米中冷戦における日本(4):朝鮮半島の思考回路
朝鮮半島は地政学的に厳しい場所にあります。
というのも海は日本によって、陸はロシアと中国によって塞がれているからです。
特に韓国は北を北朝鮮によって塞がれており、まさに「完封」といった感じです。北朝鮮との交流を深めるのでなければ、韓国は海に出てゆくしかないのです。
下は日韓のEEZ(排他的経済水域)の比較です。世界第6位の広々とした日本のEEZと、押し込まれるように窮屈な韓国がよくわかります。
(良く目にする画像ですが、今回はこちらからいただきました)
中国・ロシアといった強大な大陸国家と陸続きであるということは、それに対抗する陸軍を維持するだけでも相当の負担となります。そのコストを軽くしたいのであれば、強い国の言いなりになるしかありません。朝鮮半島が長いこと中華の属国だったのは、「軍事費の負担に耐えられない」というちゃんとした理由があってのことです。

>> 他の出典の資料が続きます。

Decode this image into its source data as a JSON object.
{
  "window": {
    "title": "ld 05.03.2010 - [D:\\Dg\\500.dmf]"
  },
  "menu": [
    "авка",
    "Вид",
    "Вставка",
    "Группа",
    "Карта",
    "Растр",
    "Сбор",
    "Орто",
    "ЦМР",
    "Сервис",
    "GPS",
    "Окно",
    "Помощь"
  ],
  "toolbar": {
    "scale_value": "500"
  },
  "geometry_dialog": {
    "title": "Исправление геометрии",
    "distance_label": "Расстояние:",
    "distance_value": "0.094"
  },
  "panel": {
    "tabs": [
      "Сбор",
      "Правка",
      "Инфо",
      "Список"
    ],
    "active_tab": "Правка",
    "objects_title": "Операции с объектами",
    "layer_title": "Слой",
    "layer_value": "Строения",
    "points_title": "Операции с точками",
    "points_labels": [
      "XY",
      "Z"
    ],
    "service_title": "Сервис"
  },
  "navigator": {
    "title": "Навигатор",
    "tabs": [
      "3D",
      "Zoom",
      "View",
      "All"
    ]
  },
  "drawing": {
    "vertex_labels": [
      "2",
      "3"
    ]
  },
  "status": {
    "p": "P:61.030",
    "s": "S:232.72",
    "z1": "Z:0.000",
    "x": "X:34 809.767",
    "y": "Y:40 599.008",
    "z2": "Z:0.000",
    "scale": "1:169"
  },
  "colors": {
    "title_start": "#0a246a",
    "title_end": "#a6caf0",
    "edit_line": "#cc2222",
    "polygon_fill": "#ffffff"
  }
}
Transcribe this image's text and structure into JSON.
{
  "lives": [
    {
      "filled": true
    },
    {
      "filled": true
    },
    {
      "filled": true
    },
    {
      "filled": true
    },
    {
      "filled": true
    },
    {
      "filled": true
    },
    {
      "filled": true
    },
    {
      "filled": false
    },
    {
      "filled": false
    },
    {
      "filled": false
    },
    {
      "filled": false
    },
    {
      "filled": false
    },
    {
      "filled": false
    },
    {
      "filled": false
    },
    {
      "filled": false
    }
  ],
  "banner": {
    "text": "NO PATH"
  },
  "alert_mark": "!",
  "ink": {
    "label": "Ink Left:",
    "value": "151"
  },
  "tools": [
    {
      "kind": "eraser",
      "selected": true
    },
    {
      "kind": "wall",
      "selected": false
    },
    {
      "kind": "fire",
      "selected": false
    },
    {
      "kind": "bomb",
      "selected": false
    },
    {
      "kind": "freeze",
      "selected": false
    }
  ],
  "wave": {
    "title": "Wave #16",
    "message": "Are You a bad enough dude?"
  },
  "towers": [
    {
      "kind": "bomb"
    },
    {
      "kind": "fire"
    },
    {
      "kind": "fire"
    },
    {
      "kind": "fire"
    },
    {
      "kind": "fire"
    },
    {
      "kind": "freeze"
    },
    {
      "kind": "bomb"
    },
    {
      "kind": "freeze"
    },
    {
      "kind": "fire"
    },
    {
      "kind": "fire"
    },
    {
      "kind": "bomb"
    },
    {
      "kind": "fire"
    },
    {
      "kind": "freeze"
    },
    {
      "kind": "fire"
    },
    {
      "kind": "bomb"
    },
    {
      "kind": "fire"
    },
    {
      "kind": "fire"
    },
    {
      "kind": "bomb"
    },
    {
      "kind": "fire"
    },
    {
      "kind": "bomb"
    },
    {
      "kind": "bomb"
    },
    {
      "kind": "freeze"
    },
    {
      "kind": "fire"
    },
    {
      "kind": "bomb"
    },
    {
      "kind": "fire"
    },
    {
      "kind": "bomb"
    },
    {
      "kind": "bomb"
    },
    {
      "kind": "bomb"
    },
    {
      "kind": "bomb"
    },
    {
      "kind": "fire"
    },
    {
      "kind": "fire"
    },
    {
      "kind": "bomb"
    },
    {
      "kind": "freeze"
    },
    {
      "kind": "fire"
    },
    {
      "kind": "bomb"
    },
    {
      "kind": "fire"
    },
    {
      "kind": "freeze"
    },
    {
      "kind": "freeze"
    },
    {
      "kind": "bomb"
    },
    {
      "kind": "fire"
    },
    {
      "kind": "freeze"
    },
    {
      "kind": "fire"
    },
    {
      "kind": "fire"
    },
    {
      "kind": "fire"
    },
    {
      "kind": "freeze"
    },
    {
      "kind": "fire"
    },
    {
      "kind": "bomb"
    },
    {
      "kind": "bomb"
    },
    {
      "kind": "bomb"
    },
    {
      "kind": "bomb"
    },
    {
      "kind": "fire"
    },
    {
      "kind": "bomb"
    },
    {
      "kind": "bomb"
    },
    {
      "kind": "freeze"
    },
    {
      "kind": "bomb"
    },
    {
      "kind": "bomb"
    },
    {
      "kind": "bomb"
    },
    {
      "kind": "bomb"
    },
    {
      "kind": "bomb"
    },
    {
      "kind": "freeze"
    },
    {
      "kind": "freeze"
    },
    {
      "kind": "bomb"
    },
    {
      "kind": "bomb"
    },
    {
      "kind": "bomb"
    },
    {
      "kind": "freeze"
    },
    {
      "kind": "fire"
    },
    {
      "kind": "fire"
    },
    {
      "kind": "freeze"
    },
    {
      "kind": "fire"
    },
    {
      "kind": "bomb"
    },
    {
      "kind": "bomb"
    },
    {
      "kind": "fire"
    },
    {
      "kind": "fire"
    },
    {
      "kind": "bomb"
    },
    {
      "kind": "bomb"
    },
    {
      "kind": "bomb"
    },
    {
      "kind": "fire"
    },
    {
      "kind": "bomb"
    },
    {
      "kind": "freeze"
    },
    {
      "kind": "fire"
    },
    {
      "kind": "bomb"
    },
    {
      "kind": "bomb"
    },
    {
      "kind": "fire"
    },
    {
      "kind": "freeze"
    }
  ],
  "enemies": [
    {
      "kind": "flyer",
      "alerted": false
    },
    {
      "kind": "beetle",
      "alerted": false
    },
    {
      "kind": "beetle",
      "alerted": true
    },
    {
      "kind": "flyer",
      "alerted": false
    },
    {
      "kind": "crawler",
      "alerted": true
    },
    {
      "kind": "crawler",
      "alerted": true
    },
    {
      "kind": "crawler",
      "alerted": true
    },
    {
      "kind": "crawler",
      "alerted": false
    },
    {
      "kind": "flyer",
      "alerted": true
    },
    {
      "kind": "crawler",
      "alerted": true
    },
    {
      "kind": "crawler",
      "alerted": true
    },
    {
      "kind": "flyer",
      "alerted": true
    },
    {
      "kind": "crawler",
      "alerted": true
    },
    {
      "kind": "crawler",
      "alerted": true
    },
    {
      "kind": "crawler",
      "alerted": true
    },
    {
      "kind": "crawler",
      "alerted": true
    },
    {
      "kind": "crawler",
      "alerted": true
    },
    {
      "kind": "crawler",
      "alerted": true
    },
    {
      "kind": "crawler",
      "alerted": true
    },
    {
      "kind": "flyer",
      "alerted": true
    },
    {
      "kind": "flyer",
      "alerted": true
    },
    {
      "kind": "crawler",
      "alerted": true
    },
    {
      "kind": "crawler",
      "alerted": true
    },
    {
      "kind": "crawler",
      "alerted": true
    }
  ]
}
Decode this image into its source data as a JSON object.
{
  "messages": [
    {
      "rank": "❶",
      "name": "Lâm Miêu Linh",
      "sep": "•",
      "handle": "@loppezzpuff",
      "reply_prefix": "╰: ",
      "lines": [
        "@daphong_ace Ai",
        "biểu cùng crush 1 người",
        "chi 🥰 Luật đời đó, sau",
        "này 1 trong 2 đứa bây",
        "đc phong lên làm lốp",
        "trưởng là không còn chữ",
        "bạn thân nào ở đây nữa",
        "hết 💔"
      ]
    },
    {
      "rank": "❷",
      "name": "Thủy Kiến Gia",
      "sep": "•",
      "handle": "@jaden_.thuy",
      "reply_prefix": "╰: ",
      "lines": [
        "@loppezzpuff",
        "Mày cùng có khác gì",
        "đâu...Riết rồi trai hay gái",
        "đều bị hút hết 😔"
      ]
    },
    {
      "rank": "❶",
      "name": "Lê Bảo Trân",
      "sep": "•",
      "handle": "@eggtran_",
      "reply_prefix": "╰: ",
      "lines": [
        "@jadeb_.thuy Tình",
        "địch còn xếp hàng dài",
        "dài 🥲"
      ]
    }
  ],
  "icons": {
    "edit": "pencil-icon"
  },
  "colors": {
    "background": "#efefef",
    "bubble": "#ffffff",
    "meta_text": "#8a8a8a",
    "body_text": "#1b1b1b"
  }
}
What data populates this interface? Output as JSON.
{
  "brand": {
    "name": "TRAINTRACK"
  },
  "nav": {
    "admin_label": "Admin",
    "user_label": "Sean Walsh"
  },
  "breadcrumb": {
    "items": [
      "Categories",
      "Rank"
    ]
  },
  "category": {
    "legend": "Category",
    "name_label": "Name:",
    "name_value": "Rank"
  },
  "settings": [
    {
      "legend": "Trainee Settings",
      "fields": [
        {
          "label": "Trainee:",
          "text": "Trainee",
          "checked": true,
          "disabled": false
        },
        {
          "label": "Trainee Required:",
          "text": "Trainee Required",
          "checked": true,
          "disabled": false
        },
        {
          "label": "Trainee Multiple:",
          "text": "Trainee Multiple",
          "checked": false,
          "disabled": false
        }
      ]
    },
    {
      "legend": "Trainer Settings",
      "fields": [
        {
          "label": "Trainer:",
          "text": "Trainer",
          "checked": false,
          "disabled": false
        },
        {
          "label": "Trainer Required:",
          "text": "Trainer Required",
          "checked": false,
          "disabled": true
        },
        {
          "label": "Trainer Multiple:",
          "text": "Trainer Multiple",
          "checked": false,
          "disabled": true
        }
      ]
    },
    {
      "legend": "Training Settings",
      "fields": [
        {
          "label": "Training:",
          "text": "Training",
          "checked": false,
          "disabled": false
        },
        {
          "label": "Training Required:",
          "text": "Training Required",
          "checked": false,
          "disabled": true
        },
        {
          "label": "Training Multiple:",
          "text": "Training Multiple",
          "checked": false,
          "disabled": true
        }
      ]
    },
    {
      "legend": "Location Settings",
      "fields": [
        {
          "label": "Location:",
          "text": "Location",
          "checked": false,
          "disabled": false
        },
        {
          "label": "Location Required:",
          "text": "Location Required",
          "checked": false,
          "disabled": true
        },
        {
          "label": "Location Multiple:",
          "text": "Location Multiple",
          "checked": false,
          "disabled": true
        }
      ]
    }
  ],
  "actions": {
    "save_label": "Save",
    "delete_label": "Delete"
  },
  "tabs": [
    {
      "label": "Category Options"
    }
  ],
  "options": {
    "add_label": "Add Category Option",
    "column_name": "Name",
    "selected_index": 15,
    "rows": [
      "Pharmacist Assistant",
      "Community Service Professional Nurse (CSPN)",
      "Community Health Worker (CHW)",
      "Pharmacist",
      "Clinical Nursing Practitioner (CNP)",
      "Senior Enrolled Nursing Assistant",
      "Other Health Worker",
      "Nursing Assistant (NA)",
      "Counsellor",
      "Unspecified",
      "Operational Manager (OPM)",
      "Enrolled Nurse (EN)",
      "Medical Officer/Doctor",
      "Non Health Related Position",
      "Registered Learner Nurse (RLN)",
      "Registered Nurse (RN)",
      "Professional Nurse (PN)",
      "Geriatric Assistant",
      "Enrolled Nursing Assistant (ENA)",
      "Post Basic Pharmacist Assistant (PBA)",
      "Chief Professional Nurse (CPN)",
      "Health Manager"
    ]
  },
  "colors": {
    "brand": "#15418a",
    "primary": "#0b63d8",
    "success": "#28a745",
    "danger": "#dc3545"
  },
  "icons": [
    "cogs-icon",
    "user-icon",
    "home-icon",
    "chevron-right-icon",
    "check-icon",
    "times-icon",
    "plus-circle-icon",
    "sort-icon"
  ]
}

一方、海に向かうとこれまた日本という有力な海洋国家と接しています。日本が仮に韓国に意地悪しようと思ったら、シーレーンを塞いで石油などの輸入を止めてしまえば良いのです。ただしそれを決めるのは海上覇権を握っている米国であり、日本の一存で出来ることではありません。
この状況に対し、彼ら自身が「鯨に囲まれた海老」という表現を使うことがあります。
地政学で言うランドパワー(中露)とシーパワー(日米)の境目にあるため、どうしても大国同士がせめぎあう場所になりやすいのです。
この無理ゲーのような条件で、戦場にされたり緩衝地帯にされたりしながらもよくぞ頑張ってきたものだと思います。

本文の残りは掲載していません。